The example you posted shows a somewhat esoteric technique called Iliffe vector, which is one possible way to implement jagged arrays in C. A jagged array is a matrix in which each row has a different length.
Since arrays are one-dimensional in C, you are creating a single array linearA containing all the elements, which is interpreted as a sequence of rows, each of a different size. The pointer array A contains pointers to the first element of each row that allow you to access elements using row and column indices.
The code displays several interesting features of C pointers and arrays:
linearA + 5
Pointer arithmetic: adding an integer to a pointer (or array) gives you a pointer pointing n elements after the original pointer.
A[3][2] = 3.66;
This nice syntax allows you to think of this structure as a two-dimensional matrix.

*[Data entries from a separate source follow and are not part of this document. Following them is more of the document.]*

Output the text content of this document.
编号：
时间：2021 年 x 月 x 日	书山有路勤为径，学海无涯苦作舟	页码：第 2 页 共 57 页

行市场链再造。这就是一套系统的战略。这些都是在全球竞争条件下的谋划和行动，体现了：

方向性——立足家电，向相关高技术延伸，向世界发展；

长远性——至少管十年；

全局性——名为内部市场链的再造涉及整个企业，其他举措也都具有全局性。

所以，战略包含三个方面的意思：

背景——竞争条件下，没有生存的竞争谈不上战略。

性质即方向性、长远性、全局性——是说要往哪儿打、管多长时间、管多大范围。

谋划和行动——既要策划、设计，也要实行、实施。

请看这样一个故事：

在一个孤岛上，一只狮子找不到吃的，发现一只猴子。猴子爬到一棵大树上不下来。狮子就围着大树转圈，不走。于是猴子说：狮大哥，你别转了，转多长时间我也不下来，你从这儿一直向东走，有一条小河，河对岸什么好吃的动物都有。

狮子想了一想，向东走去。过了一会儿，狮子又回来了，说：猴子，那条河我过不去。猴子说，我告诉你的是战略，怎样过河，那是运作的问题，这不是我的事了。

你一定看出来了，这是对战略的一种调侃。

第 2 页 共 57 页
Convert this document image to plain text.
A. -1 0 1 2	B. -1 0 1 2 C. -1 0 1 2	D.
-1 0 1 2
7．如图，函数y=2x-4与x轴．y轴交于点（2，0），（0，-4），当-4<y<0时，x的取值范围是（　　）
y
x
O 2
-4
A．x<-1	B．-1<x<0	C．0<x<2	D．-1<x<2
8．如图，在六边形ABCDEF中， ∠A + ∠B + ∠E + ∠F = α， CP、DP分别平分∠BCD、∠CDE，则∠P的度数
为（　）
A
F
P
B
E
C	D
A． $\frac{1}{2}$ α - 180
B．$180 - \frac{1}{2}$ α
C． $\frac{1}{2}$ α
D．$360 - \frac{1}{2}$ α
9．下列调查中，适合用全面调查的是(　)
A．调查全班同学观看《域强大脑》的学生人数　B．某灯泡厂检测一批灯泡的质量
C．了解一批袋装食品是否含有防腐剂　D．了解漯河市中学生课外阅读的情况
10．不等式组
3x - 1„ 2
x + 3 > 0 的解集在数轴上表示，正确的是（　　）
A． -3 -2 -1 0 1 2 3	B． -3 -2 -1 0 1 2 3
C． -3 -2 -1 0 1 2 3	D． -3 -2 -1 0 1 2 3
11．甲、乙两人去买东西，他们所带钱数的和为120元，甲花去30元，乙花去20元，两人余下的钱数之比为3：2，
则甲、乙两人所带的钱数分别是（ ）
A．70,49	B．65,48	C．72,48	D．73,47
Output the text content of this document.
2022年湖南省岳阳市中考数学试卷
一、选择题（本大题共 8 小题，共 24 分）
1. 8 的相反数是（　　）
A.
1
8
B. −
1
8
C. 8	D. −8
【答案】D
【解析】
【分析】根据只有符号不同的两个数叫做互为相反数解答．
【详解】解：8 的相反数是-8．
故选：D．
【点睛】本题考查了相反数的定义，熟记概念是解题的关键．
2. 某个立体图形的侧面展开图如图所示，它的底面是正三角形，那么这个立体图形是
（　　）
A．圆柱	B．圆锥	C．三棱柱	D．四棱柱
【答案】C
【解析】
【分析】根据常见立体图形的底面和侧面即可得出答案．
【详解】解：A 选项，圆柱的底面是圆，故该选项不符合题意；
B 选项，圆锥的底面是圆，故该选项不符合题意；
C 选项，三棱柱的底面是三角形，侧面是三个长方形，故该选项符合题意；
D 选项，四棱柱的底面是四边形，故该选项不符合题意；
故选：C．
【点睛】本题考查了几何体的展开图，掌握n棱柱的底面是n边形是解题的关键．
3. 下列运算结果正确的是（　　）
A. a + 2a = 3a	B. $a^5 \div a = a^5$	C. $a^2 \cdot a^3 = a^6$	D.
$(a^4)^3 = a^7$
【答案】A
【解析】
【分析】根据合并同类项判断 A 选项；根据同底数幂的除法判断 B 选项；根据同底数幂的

Also, and this is probably the main point of the example, pointers and arrays are interchangeable. Here, A[3] is a pointer to float, since A was defined as an array of pointers to floats; appending [2] gives us the element 2 places after the one pointed by the original pointer. This is similar to the pointer arithmetic above, only in this case the pointer is dereferenced. Actually, array access is defined in terms of pointers so X[5] is equivalent to *(X+5).
A[3][-3]
This shows that there is nothing stopping you from accessing an element outside of a given row. In this case, you are accessing the element 3 places before the one pointed by A[3]. This is something that is rarely needed, and it only works in this case because you built the matrix to have contiguous elements. Usually, accessing elements outside the allocated range of an array will crash your program.
Finally, to answer your question:
And A[1] = linearA + 5; is 6 elements in a row -- for the same reason? Isn't A[1] supposed to be a pointer to the 6th member of linearA?
As pointers and arrays are interchangeable, A[1] is both a pointer to the sixth element in linearA and an array starting from the sixth element in linearA. There is nothing in the language saying that the latter is 6 elements long, you have to implement that logic in your code.